Исцеление прощением | страница 11



— И ведь это люди, с которыми ты не первый год работаешь!.. — с готовностью подхватила мать. — Как им только не стыдно так себя вести! Я имею в виду, должно же быть какое-то доверие… Они должны знать, что ты человек, на которого можно положиться.

— Что поделаешь… Некоторые отмалчиваются, другие открыто обвиняют, но верить мне, похоже, никто не хочет. — Полина вспомнила, как никто из коллег не бросился ее защищать и никто не высказал ей сочувственных слов. Все за свое место цепляются, кому нужны чужие неприятности? Впрочем, она их понимает и не осуждает.

— Как такое вообще могло случиться? — не унималась Татьяна Андреевна.

— Не суди их строго, мама. Просто они уверены, что это я виновата… В нашей работе нельзя допускать ошибок или быть невнимательной.

— Это, конечно, так… Но почему этот Гулов так повел себя? Почему?

Полина пожала плечами. Ей и самой это было странно.

— Не знаю, что и думать. До сегодняшнего дня я считала его приятным, хотя и несколько поверхностным в профессиональном отношении, а теперь…

— Ты действительно думаешь, что ничего нельзя сделать, чтобы доказать, что ты невиновна? — не отступалась мать.

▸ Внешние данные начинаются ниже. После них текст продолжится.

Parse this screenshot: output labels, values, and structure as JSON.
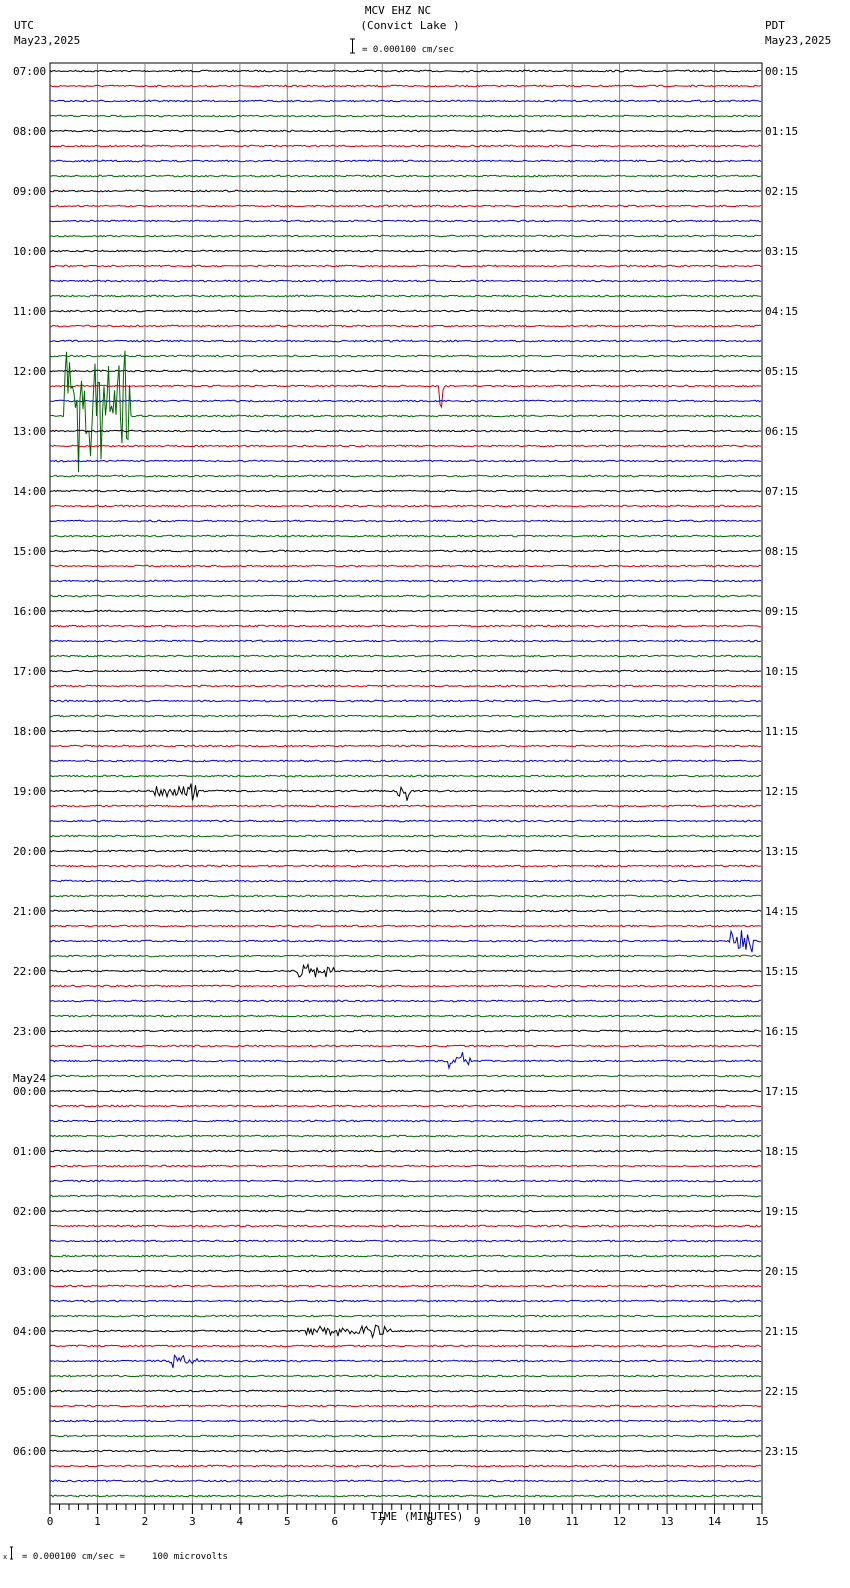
{
  "header": {
    "station": "MCV EHZ NC",
    "location": "(Convict Lake )",
    "left_tz": "UTC",
    "left_date": "May23,2025",
    "right_tz": "PDT",
    "right_date": "May23,2025",
    "scale": "= 0.000100 cm/sec"
  },
  "footer": {
    "scale_note": "= 0.000100 cm/sec =     100 microvolts"
  },
  "chart_data": {
    "type": "line",
    "title": "MCV EHZ NC (Convict Lake )",
    "xlabel": "TIME (MINUTES)",
    "xlim": [
      0,
      15
    ],
    "x_ticks": [
      "0",
      "1",
      "2",
      "3",
      "4",
      "5",
      "6",
      "7",
      "8",
      "9",
      "10",
      "11",
      "12",
      "13",
      "14",
      "15"
    ],
    "trace_count": 96,
    "trace_minutes": 15,
    "colors": [
      "#000000",
      "#cc0000",
      "#0000cc",
      "#006600"
    ],
    "left_labels": [
      "07:00",
      "08:00",
      "09:00",
      "10:00",
      "11:00",
      "12:00",
      "13:00",
      "14:00",
      "15:00",
      "16:00",
      "17:00",
      "18:00",
      "19:00",
      "20:00",
      "21:00",
      "22:00",
      "23:00",
      "00:00",
      "01:00",
      "02:00",
      "03:00",
      "04:00",
      "05:00",
      "06:00"
    ],
    "left_date_change": {
      "label": "May24",
      "before_hour_index": 17
    },
    "right_labels": [
      "00:15",
      "01:15",
      "02:15",
      "03:15",
      "04:15",
      "05:15",
      "06:15",
      "07:15",
      "08:15",
      "09:15",
      "10:15",
      "11:15",
      "12:15",
      "13:15",
      "14:15",
      "15:15",
      "16:15",
      "17:15",
      "18:15",
      "19:15",
      "20:15",
      "21:15",
      "22:15",
      "23:15"
    ],
    "events": [
      {
        "trace": 23,
        "start": 0.3,
        "end": 1.7,
        "amp": 8
      },
      {
        "trace": 21,
        "start": 8.2,
        "end": 8.3,
        "amp": 4
      },
      {
        "trace": 48,
        "start": 2.2,
        "end": 3.1,
        "amp": 1
      },
      {
        "trace": 48,
        "start": 7.3,
        "end": 7.6,
        "amp": 1.2
      },
      {
        "trace": 58,
        "start": 14.3,
        "end": 14.8,
        "amp": 1.2
      },
      {
        "trace": 60,
        "start": 5.2,
        "end": 6.0,
        "amp": 0.7
      },
      {
        "trace": 66,
        "start": 8.4,
        "end": 8.9,
        "amp": 0.8
      },
      {
        "trace": 84,
        "start": 5.4,
        "end": 7.2,
        "amp": 0.6
      },
      {
        "trace": 86,
        "start": 2.5,
        "end": 3.1,
        "amp": 0.7
      }
    ]
  }
}
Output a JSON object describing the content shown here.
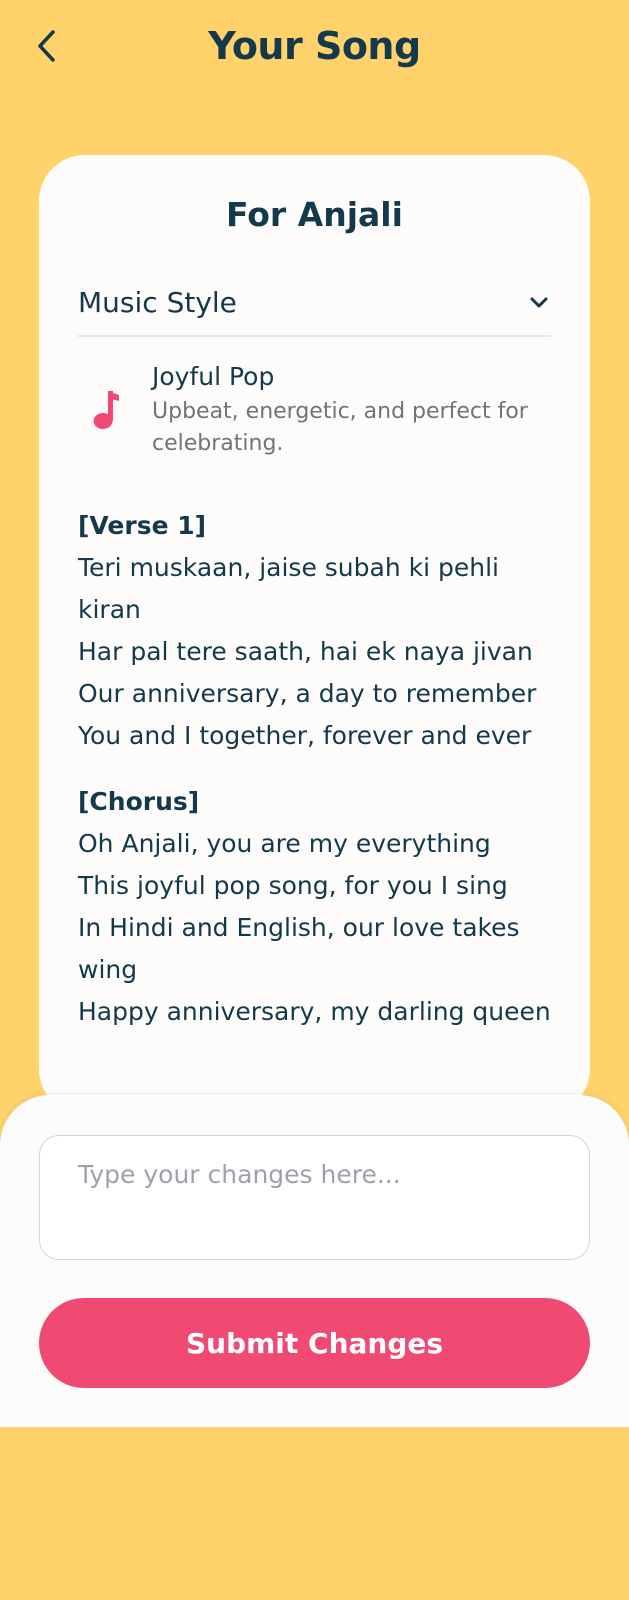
{
  "header": {
    "title": "Your Song",
    "back_icon": "chevron-left-icon"
  },
  "card": {
    "title": "For Anjali",
    "music_style": {
      "label": "Music Style",
      "toggle_icon": "chevron-down-icon",
      "selected": {
        "icon": "music-note-icon",
        "name": "Joyful Pop",
        "description": "Upbeat, energetic, and perfect for celebrating."
      }
    },
    "lyrics": [
      {
        "heading": "[Verse 1]",
        "lines": [
          "Teri muskaan, jaise subah ki pehli kiran",
          "Har pal tere saath, hai ek naya jivan",
          "Our anniversary, a day to remember",
          "You and I together, forever and ever"
        ]
      },
      {
        "heading": "[Chorus]",
        "lines": [
          "Oh Anjali, you are my everything",
          "This joyful pop song, for you I sing",
          "In Hindi and English, our love takes wing",
          "Happy anniversary, my darling queen"
        ]
      }
    ]
  },
  "sheet": {
    "input_placeholder": "Type your changes here...",
    "input_value": "",
    "submit_label": "Submit Changes"
  },
  "colors": {
    "background": "#FFD26C",
    "text_dark": "#13394A",
    "accent_pink": "#F04A73",
    "muted_text": "#6F737B"
  }
}
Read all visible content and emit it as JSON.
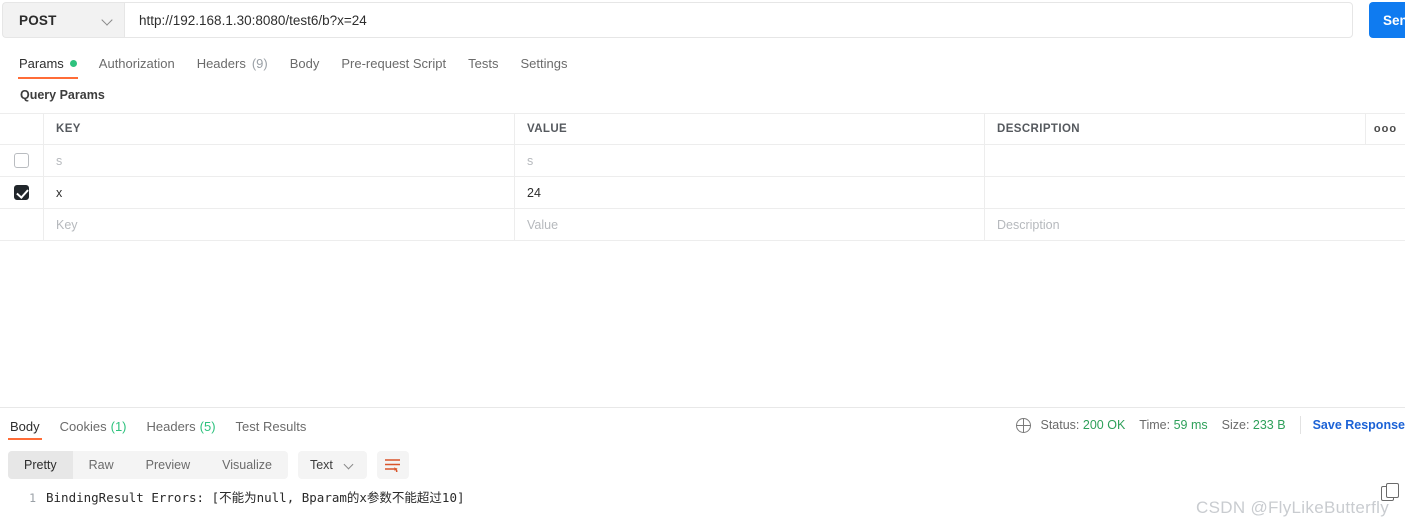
{
  "request": {
    "method": "POST",
    "url": "http://192.168.1.30:8080/test6/b?x=24",
    "send_label": "Send",
    "method_chevron_icon": "chevron-down-icon",
    "tabs": [
      {
        "label": "Params",
        "badge": "dot",
        "active": true
      },
      {
        "label": "Authorization",
        "badge": "",
        "active": false
      },
      {
        "label": "Headers",
        "count": "(9)",
        "active": false
      },
      {
        "label": "Body",
        "badge": "",
        "active": false
      },
      {
        "label": "Pre-request Script",
        "badge": "",
        "active": false
      },
      {
        "label": "Tests",
        "badge": "",
        "active": false
      },
      {
        "label": "Settings",
        "badge": "",
        "active": false
      }
    ]
  },
  "params": {
    "section_title": "Query Params",
    "columns": {
      "key": "KEY",
      "value": "VALUE",
      "description": "DESCRIPTION"
    },
    "more_icon": "ooo",
    "rows": [
      {
        "checked": false,
        "key": "s",
        "key_dim": true,
        "value": "s",
        "value_dim": true,
        "description": ""
      },
      {
        "checked": true,
        "key": "x",
        "key_dim": false,
        "value": "24",
        "value_dim": false,
        "description": ""
      }
    ],
    "new_row": {
      "key_placeholder": "Key",
      "value_placeholder": "Value",
      "description_placeholder": "Description"
    }
  },
  "response": {
    "tabs": [
      {
        "label": "Body",
        "count": "",
        "active": true
      },
      {
        "label": "Cookies",
        "count": "(1)",
        "active": false
      },
      {
        "label": "Headers",
        "count": "(5)",
        "active": false
      },
      {
        "label": "Test Results",
        "count": "",
        "active": false
      }
    ],
    "network_icon": "globe-icon",
    "status_label": "Status:",
    "status_value": "200 OK",
    "time_label": "Time:",
    "time_value": "59 ms",
    "size_label": "Size:",
    "size_value": "233 B",
    "save_response_label": "Save Response",
    "view_modes": [
      {
        "label": "Pretty",
        "active": true
      },
      {
        "label": "Raw",
        "active": false
      },
      {
        "label": "Preview",
        "active": false
      },
      {
        "label": "Visualize",
        "active": false
      }
    ],
    "format_selected": "Text",
    "format_chevron_icon": "chevron-down-icon",
    "wrap_icon": "wrap-text-icon",
    "copy_icon": "copy-icon",
    "body_lines": [
      {
        "number": "1",
        "text": "BindingResult Errors: [不能为null, Bparam的x参数不能超过10]"
      }
    ]
  },
  "watermark": "CSDN @FlyLikeButterfly",
  "colors": {
    "accent_orange": "#ff6c37",
    "send_blue": "#0f7bf0",
    "status_green": "#2ea05a",
    "link_blue": "#1b62d6"
  }
}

— Дело в том, что так называемое «доказательство» моей вины записано моим почерком в журнале и истории болезни… Мам, еда подгорит! — Полина решила прекратить обсуждение неприятных для нее подробностей. Лучше она подумает об этом как-нибудь на досуге, когда немного успокоится.

Татьяна Андреевна, сокрушенно вздыхая, пошла на кухню. Оттуда и вправду сильно запахло жареным. Баклажанам это явно не на пользу.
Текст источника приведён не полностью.